Python and Data Science .gitattributes
Configure .gitattributes for Python projects including Jupyter notebooks, data files, trained models, and scientific computing artifacts.
Detailed Explanation
Python / Data Science .gitattributes
Python data science projects combine source code, Jupyter notebooks, large datasets, and trained model files. Each category needs different Git handling.
Recommended Configuration
# Auto detect
* text=auto
# Python source
*.py text diff=python
*.pyx text diff=python
*.pxd text diff=python
*.pyi text diff=python
# Config / packaging
*.cfg text
*.ini text
*.toml text
*.yaml text
*.yml text
setup.py text diff=python
pyproject.toml text
# Jupyter notebooks
*.ipynb text -diff
# Lock files
poetry.lock text -diff
Pipfile.lock text -diff
requirements.txt text
# Data files (text-based)
*.csv text
*.tsv text
*.json text
*.jsonl text
*.xml text
# Data files (binary)
*.pkl binary
*.pickle binary
*.parquet binary
*.feather binary
*.hdf5 binary
*.h5 binary
*.npy binary
*.npz binary
*.arrow binary
# Trained models
*.pt binary
*.pth binary
*.onnx binary
*.pb binary
*.tflite binary
*.joblib binary
# Python compiled
*.pyc binary
*.pyd binary
*.so binary
*.egg binary
*.whl binary
# Images / plots
*.png binary
*.jpg binary
*.jpeg binary
*.svg text
# Shell scripts
*.sh text eol=lf
Jupyter Notebooks and -diff
Jupyter .ipynb files are JSON with embedded outputs (images encoded as base64, HTML tables, etc.). Standard diffs of notebooks are nearly unreadable. Using text -diff ensures line ending normalization while suppressing noisy diffs.

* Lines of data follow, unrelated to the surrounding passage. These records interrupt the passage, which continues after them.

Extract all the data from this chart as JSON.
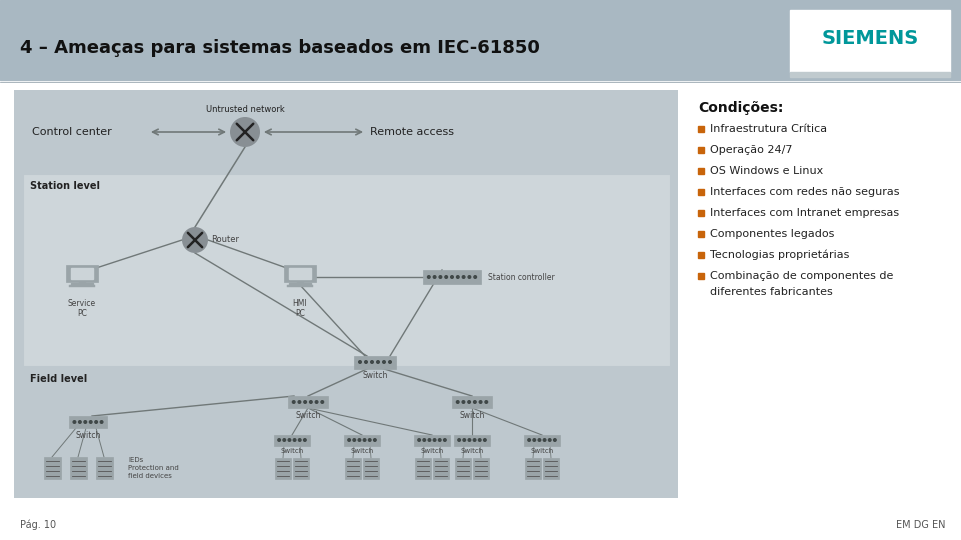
{
  "title": "4 – Ameaças para sistemas baseados em IEC-61850",
  "header_bg": "#a9b8c2",
  "slide_bg": "#ffffff",
  "siemens_color": "#00979a",
  "siemens_text": "SIEMENS",
  "diagram_bg": "#bec8ce",
  "station_level_bg": "#ced6da",
  "field_level_bg": "#bec8ce",
  "conditions_title": "Condições:",
  "conditions": [
    "Infraestrutura Crítica",
    "Operação 24/7",
    "OS Windows e Linux",
    "Interfaces com redes não seguras",
    "Interfaces com Intranet empresas",
    "Componentes legados",
    "Tecnologias proprietárias",
    "Combinação de componentes de",
    "diferentes fabricantes"
  ],
  "bullet_color": "#c8640a",
  "untrusted_label": "Untrusted network",
  "control_center_label": "Control center",
  "remote_access_label": "Remote access",
  "station_level_label": "Station level",
  "field_level_label": "Field level",
  "router_label": "Router",
  "service_pc_label": "Service\nPC",
  "hmi_pc_label": "HMI\nPC",
  "station_controller_label": "Station controller",
  "switch_label": "Switch",
  "ieds_label": "IEDs\nProtection and\nfield devices",
  "footer_left": "Pág. 10",
  "footer_right": "EM DG EN",
  "device_color": "#9aa4a8",
  "switch_color": "#9aa4a8",
  "line_color": "#707878",
  "node_color": "#888f94",
  "text_dark": "#222222",
  "text_label": "#444444"
}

For better notebook diffs, consider tools like nbdime:
# In .gitconfig
[diff "jupyternotebook"]
command = git-nbdiffdriver diff
[merge "jupyternotebook"]
command = git-nbmergedriver merge %O %A %B %L %P
# In .gitattributes (with nbdime)
*.ipynb text diff=jupyternotebook merge=jupyternotebook
Model and Data Files
Trained models (.pt, .onnx, .pb) and data files (.parquet, .hdf5) are binary. For large models, consider Git LFS:
*.pt filter=lfs diff=lfs merge=lfs -text
*.h5 filter=lfs diff=lfs merge=lfs -text
Use Case
Machine learning and data science teams working with Python, Jupyter notebooks, and large datasets need these attributes to handle the variety of file formats in their workflows. Proper configuration prevents notebook merge conflicts and model file corruption.